New border funds include surveillance, intelligence
- By Alice Lipowicz
- Jun 16, 2006
A portion of the $1.9 billion in new border security funding approved by Congress this week will pay for IT systems for surveillance and intelligence analysis to be used by National Guardsmen at U.S. borders.
About 6,000 National Guardsmen will be stationed at U.S. borders under HR 4939
, the massive emergency supplemental legislation passed by the House and Senate this week.

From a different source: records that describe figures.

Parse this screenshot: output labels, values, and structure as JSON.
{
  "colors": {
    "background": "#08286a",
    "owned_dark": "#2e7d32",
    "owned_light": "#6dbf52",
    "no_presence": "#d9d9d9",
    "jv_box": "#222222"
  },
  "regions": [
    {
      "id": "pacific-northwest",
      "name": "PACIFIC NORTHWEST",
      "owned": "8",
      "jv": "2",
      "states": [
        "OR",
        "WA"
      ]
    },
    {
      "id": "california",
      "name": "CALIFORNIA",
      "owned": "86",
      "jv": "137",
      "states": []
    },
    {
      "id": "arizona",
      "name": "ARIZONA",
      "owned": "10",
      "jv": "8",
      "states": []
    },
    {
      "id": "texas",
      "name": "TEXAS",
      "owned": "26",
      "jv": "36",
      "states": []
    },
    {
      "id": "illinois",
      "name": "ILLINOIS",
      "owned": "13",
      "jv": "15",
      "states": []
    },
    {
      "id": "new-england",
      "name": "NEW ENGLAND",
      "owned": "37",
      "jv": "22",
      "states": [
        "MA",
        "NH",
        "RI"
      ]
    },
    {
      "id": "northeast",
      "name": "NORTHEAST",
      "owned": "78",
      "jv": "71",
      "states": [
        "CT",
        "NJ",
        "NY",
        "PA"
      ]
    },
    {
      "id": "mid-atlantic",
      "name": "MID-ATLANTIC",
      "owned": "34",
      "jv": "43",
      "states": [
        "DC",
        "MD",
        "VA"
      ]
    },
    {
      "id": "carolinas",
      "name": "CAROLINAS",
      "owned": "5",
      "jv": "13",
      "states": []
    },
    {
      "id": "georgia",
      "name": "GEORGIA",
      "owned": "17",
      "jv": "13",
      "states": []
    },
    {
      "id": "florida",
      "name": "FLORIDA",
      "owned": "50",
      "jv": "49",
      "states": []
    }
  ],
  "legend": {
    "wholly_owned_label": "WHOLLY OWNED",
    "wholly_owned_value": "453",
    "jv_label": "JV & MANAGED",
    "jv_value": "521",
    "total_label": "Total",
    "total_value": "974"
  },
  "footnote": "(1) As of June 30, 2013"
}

The president is expected to sign the bill, which also includes $70 billion for the Iraq War and foreign aid, $20 billion for hurricane recovery and $2.3 billion for pandemic flu preparations.
About $708 million of the border security funding is to be devoted to National Guard support, which will pay for operating surveillance and intelligence systems, training, and construction of fences, vehicle barriers and roads, according to the conference report for the spending bill.
The bill includes $240 million for state and local preparedness for the avian flu; $200 million for the Centers for Disease Control and Prevention for global and domestic disease surveillance and other activities; and $30 million for the U.S. Agency for International Development for international surveillance.
In other provisions, the law rescinded $20 million in lapsed fiscal 2005 balances available in the Immigration and Customs Enforcement Automation Modernization account.
The conferees also rescinded $3.96 million from Office of Screening Coordination and Operations and transferred the funds to the Office of Policy.
Alice Lipowicz is a staff writer covering government 2.0, homeland security and other IT policies for Federal Computer Week.